The primary challenge for the services is to prevent lowering of standards (formal AND cultural) in order to increase the “representation” of women.  The Air Force and Navy have only a single-digit percentage of women flying their high-performance aircraft after over 20 years of integration.  Concerns about lowered training standards for these aviators currently have nothing to do with women.  That’s extremely encouraging, and suggests that ideologues will be mollified by a small number of women, somewhere, being called “infantrywomen”.

Fawning public affairs profiles of these women of the sort I groused about in the last part will be critical to this.  I, for instance, had no idea that the number of female fighter pilots was so small before I searched for the information in the previous paragraph.

Ground combat units can endure a lot more rot in their timbers, however, especially in peacetime.  If an unqualified pilot gets into the cockpit of a jet, they’ll crash.  Detecting incompetent ground forces is much more difficult short of actually going to war.  (This is half of why ground combat services are more prone to political corruption than navies and air forces, the other being coup threat).  Evaluating the competence of ground forces — via the Combat Training Centers — is actually something the United States really is the best in the world at, but it’s fundamentally a more difficult problem than evaluating whether a plane can fly or a ship can sail.

Fighting the Careerist Impulse

Careerism is a trickier beast.  In the military, the most common form is “just get to 20”, and this majority group isn’t cause for concern here.  The problem are young women who want to go all the way to the top, becoming a four-star general and therefore winning the game.  Not some lame four-star either, a cool job like Service Chief of Staff or Combatant Command.  More charitably, senior leadership in the most publicly-visible (remember, we’re actually talking about junior and prospective NCOs and officers here) units like the Brigade Combat Teams, division command, SOCOM, etc.

Right now the track to all these positions runs through tactical leadership billets (e.g. Rifle Battalion Commander) closed to women.  The “careerist” angle on female integration is, a woman should have the ability to be the CENTCOM commander, but right now that’s impossible because all of the jobs that put one into consideration for being the CENTCOM commander are closed to women, and all the jobs that put on into consideration for THAT job, and so on down the line right to lowly platoon and ODA leaders.

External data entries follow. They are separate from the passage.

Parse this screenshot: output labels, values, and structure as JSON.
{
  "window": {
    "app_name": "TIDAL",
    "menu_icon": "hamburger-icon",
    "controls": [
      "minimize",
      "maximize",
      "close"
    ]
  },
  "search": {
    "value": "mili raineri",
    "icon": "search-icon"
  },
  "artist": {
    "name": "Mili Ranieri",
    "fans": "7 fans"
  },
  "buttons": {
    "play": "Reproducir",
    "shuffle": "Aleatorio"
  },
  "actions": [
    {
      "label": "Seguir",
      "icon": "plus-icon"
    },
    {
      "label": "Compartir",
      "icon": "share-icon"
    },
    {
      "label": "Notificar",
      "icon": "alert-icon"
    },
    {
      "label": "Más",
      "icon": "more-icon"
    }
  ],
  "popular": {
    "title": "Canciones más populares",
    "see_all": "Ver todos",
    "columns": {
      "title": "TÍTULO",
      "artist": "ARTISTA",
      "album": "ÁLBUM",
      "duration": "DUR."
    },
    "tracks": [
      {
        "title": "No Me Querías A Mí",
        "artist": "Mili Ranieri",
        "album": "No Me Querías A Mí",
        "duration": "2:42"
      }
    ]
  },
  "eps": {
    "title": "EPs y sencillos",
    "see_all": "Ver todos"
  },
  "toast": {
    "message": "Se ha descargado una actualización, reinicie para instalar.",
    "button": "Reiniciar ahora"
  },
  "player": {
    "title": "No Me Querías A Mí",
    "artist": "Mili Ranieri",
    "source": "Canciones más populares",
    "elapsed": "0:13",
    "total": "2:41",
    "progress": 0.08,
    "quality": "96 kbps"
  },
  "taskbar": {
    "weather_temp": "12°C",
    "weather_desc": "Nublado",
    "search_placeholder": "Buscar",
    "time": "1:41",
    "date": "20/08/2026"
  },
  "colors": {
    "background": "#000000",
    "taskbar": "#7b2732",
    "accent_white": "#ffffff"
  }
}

A much more honest and possibly even more effective line of argument, in my eyes, would be to open up the area of consideration for strategic leadership positions.  Improvements in raid tactics, for instance, have probably been driven more by advances in tactical intelligence than by any improvement in operator skills.  This had made intelligence leaders more critical than they were in the past, even as considerations for leadership positions in Army SOF have allegedly narrowed.  Observers have long noted that demonstrated excellence at a lower level of warfare doesn’t imply ability at higher levels.  Instead of trying to fill the current pipeline with women, maybe the pipeline itself needs to be reconsidered.  I’m not positive this is ideal, but it’s certainly better than trying to increase the number of women in senior leadership by lowering standards for specific junior positions.